Rodriguez did not qualify for regionals as a sophomore, but broke out last year with a 33-9 season.

"I really worked hard in the offseason ... whenever I want to do something and focus on it, I'll work as hard as I possibly can toward it, and if I fall short I always know that I put in 100 percent," Rodriguez said. "Obviously no one likes losing, but when I do lose, I always try to learn from it. Like losing to Wes Beattie earlier in the season, I practiced what I needed to work on because I knew there was going to be a rematch in the finals."

“Rodriguez stepped up with a huge win and that changed the complexity and didn't put all the pressure on Tyler,” Lauer said. “I thought we wrestled well all the way through. We had a good weekend. Ten guys out of 14 placed top six which is great.”

Daniel improved to 40-0 with his 12-8 decision over Reservoir's Michael Sullivan, becoming River Hill's all-time wins leader.

“It’s definitely something I'm very happy about,” said Daniel, who has committed to wrestle heavyweight for the University of North Carolina next year. “Ever since my sophomore year and I won, after that I wanted to keep winning and become a part of that elite group” of three-time county champions.

Kirby, Daniel’s practice partner, scored the Hawks’ only pin of the finals, throwing Marriotts Ridge senior Chris Park to his back with less than 10 seconds remaining in the second period.

“I knew a pin would help us a lot ... but I wasn't actively looking for a pin. A throw was there and I feel confident in my throws so I just went for it and it worked out,” he said. “It feels great (to win a third county title) at my home school.”

River Hill's Michael Beck (120) won his second consecutive county title, defeating Mt. Hebron state finalist Jeff Hayden, 3-2, in the finals.

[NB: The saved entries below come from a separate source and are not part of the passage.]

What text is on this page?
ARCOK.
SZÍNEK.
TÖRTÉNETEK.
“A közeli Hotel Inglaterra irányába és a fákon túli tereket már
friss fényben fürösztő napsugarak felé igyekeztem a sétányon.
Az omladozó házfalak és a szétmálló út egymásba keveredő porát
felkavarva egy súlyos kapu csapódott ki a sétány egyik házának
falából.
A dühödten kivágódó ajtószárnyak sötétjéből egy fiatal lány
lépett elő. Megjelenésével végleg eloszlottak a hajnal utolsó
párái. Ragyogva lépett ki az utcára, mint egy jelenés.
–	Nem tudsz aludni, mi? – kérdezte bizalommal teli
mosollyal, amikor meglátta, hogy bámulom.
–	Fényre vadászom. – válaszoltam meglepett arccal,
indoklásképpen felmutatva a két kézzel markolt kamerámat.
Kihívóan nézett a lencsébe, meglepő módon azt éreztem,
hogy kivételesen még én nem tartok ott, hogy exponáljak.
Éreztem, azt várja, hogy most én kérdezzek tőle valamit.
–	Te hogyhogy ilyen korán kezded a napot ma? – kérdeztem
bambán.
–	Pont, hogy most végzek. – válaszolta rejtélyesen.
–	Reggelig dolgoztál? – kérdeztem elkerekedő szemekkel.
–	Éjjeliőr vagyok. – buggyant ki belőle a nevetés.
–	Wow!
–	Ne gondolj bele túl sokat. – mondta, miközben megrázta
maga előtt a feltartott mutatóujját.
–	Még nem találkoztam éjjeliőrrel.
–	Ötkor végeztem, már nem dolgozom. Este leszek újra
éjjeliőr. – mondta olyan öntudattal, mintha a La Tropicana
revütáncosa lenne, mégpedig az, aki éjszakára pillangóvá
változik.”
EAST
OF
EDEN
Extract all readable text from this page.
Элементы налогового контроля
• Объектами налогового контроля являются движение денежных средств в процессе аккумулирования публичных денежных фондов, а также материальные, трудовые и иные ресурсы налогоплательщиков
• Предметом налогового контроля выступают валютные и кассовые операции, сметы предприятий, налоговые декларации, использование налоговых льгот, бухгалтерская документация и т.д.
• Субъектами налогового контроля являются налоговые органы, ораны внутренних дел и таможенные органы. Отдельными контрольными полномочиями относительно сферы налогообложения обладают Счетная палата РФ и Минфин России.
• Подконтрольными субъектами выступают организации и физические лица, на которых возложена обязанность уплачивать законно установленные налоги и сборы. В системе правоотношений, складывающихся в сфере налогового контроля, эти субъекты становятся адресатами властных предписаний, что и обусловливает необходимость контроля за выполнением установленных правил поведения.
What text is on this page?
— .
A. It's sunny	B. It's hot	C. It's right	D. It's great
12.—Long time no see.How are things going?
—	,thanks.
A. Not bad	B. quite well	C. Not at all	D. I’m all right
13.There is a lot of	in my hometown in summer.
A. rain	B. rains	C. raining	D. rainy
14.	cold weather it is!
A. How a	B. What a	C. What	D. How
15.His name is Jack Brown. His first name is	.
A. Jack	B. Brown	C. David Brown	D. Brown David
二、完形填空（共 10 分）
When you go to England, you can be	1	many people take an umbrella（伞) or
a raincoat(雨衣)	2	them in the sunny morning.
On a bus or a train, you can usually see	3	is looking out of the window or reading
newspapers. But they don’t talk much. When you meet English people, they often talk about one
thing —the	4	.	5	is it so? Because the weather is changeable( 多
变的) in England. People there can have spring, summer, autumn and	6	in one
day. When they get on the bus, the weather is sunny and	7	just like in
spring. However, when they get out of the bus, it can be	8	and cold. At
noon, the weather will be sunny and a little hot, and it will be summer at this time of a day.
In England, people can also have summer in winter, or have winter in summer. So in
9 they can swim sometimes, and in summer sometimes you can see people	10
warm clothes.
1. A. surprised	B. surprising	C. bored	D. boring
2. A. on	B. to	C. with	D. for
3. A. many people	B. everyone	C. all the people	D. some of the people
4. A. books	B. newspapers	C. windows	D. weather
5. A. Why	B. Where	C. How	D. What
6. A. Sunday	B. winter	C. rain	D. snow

“It was a tough match, it always is,” Beck said. “I've wrestled him in high school three times in the finals of countys and regions so it's always a competitive match. We know each other's styles.”

Sophomore Matt Shealy (106) rounded out the Hawks' champions, edging Howard freshman Darian Kassiri, 3-2.

"He's a great wrestler, I knew I'd run into him at the end of the tournament," Shealy said. "At the beginning of the season I had a rough patch, I lost to Chris Spano (of Marriotts Ridge) and Johnny Rynn (of Oakland Mills). They're both great wrestlers, and after I lost I had to focus and watch my matches back, watch what I did wrong and watch what they did right so I knew what was coming. And then all I had to do was be ready and stay focused."

Reservoir crowned a pair of champions: Mason Kilcarr (132), who won his third county title by pin, and Hans Wicklein (138), who edged Oakland Mills' Matthew Claxton, 4-1.

"It feels amazing. It's my senior year, I've worked so hard all these years, really put in work. I'm so happy, I've never felt this feeling in my life," said Wicklein, who earned the top seed coming into the tournament. "It definitely felt like people were gunning for me. I've been hearing it all week, 'You're the No. 1 seed. Everyone is going to try to knock you off.' So I just put that in the back of my head and just had one goal: just to win."

Kilcarr has climbed the county tournament podium multiple times now, but also has a singular focus moving forward after finishing second in the region and state last year.